Çocukken Arpaçay kaymakamı babamdan az hikayeler dinlememiş, atlı kızak arabalarındaki resimlerine hayranlıkla bakmıştım. Zaman zaman yapılan sınır sorunu görüşmelerinde Sovyet asker sivil görevlilerin üzerinin döküldüğünden söz etmişti.
Ve İnönü rejiminin sığınmacı Kırım Tatarları ve diğerlerini Sovyetlere tirenle postalamasını, onların eşyalarını pencereden halka atmalarını, “nasıl olsa yaşama şansımız olmayacak” diyerek.
Nobelli yazarımız Orhan Pamuk’un “Kar” romanına mekan olarak Kars’ı çekmesi boşuna değil.
Kars Azerilerine ve oradaki çok renkliliğe ve tarihin yöredeki gelgitlerine değinen harika bir roman okudum şu günlerde. Aynullah Akça’nın başlığı hayli uzun kitabının: Matos Kişinin Hayatından Seçilmiş Üç Mayıs Günü. (Elfene Dünya Yayıncılık, 2018) Üç kitap toplam, Birinci Gün, İkinci Gün, Üçüncü Gün. Sonuncunun çıkmasını merakla bekliyorum.
Aynullah Akça’nın daha önce çıkan kitabı, “Bir Hava Korsanının Anıları” (Kalkedon Y. 2015) hakkında yazıma şu linkten ulaşabilirsiniz. (1)
Hep Kitap Yayınevi’nin kendini tanımlayışını da çok sevdim: “Kitap kokusunu hep sevdik. Yayıncı olduk. Yıllarca Türkiye’nin önde gelen yayınevlerinde bazen beraber, bazen ayrı ayrı okuduk, seçtik, yayımladık. Sonra bir gün bir araya geldik. Ne yapmak için? Türkiye’ye yepyeni bir yayınevi kazandırmak, şimdiye kadar yapılmamışı yapmak, yapılmışa da hep farklı bir açıdan bakmak için. Dünya çapında işler yapmak için. Severek okuduklarımızı, gün geçtikçe daha artacağına inandığımız okurlarımıza ulaştırmak için. Türkiye’den genç ve taze sesleri sayfalara dökmek, dünyanın çeşitli coğrafyalarından duyulması gereken sesleri hep duyurmak hedefimiz. Gündemi yaratan, günü yakalayan kitapları sunmak… Titiz, özenli, tertemiz bir çalışma anlayışıyla… Metinden görsele, kapaktan tanıtıma kadar aynı özeni hep korumak… Hep kitabı ön plana almak.
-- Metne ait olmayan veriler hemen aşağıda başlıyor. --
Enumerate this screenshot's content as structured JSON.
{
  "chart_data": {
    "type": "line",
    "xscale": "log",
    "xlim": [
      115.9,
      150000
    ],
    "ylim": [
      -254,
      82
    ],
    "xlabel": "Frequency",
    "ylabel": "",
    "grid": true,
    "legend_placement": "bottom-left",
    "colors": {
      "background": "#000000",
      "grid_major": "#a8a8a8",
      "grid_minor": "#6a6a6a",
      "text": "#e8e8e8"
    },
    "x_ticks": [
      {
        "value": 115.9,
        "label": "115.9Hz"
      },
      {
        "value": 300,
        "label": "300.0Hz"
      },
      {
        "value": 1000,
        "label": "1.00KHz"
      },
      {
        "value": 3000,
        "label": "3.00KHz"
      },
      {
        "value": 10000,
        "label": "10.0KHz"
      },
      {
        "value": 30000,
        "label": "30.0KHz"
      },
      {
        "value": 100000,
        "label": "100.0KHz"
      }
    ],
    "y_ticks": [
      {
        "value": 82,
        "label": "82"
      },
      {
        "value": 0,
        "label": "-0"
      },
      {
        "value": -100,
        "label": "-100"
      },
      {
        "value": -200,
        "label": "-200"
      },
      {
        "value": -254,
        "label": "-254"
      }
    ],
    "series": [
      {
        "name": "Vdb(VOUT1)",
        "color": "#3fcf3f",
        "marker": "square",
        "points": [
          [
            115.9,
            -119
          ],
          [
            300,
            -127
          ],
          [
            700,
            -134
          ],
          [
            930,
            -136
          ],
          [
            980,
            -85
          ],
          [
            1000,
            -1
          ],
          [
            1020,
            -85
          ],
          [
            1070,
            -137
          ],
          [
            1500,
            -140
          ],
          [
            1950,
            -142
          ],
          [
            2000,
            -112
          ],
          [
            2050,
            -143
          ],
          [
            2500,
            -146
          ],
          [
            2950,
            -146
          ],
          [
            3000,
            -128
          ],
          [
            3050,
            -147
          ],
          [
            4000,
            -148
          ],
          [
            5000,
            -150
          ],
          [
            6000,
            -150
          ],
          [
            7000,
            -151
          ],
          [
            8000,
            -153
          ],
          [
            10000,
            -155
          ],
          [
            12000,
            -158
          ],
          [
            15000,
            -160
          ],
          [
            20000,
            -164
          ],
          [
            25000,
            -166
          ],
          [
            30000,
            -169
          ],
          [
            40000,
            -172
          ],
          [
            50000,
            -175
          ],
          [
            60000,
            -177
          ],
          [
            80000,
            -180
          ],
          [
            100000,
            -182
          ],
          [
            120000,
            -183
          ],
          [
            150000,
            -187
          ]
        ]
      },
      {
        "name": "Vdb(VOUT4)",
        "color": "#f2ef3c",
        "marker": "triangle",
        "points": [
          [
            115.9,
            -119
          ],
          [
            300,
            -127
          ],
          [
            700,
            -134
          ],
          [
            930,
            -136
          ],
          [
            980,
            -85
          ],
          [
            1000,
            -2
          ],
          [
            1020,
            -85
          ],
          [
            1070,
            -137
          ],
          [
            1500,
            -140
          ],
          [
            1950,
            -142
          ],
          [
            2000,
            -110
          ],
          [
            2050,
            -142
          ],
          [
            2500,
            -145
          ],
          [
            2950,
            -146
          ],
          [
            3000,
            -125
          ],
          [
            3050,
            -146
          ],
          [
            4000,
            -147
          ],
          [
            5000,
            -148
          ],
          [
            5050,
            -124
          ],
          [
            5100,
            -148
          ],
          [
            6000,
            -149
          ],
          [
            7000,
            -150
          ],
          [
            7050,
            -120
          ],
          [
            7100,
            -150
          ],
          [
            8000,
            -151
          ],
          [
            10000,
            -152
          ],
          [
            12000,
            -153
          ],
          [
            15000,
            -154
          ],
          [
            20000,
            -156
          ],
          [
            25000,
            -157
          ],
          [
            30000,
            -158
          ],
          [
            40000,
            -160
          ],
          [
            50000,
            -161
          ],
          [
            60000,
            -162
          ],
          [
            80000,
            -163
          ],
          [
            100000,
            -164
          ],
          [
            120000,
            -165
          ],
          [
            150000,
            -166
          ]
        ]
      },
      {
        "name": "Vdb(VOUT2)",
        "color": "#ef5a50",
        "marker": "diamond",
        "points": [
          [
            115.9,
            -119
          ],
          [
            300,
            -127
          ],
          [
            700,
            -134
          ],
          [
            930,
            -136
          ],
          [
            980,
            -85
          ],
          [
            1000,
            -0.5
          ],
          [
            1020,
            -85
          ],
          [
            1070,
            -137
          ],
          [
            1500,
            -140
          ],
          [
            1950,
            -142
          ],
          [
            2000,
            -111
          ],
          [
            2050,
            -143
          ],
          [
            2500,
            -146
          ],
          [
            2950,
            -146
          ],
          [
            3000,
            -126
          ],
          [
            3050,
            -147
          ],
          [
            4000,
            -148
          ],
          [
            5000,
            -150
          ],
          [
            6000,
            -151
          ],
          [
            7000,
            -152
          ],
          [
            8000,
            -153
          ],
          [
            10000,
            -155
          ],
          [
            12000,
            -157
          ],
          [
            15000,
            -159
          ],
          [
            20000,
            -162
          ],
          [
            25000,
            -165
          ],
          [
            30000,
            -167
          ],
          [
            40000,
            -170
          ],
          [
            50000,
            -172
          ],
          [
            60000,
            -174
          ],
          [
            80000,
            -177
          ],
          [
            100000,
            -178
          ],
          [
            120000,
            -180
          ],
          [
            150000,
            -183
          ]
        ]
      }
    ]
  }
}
Kurgu ya da kurgu dışı… Edebiyat, sanat ya da yemek… Hep hayat… Yetişkin, çocuk ya da genç… Bu alanların tümünde en iyi kitapları hep biz yayımlayalım istiyoruz. O yüzden hep kitap düşünen bir ekip kurduk. Okudukça hep çocuk, hep genç kalan bir ekip bu… İsmimizi de o yüzden ‘hep kitap’ koyduk. Hep kitap bundan sonra yayıncılık sektöründeki herkesin hep hayatında olacak.”
Ayşe Nur ile Alan ve Belge’yi tam da benzer anlayış ile kurmuştuk. Resmi tarihi sorgulamaya, tabu konuları gündeme taşımaya çalıştık. Kürt ve Ermeni dosyasını açarak. Akdeniz, Yunan, Ermeni edebiyatından, Yahudi kimliğinden, Karadeniz kimliğinden, Arap edebiyatından sesler taşımaya çalıştık. Latin Amerika edebiyatına özel yer veren ilk yayınevlerinden biri olduk. Bu 80’lerin dünyasında bir direnişti: Yayınlamak direnmektir! Ve hapisteki şairlerin ve yazarların kitapları için Yeni Sesler dizisini oluşturduk. Bu seri de yol açıcı oldu diyebilirim. 80’lerin dünyasında küçümsenen “hapishane edebiyatı” diye küçümsenen olguya dikkat çekilmiş oldu. “Yazmak direnmektir!”
Bu direniş geleneği bugün de devam ediyor.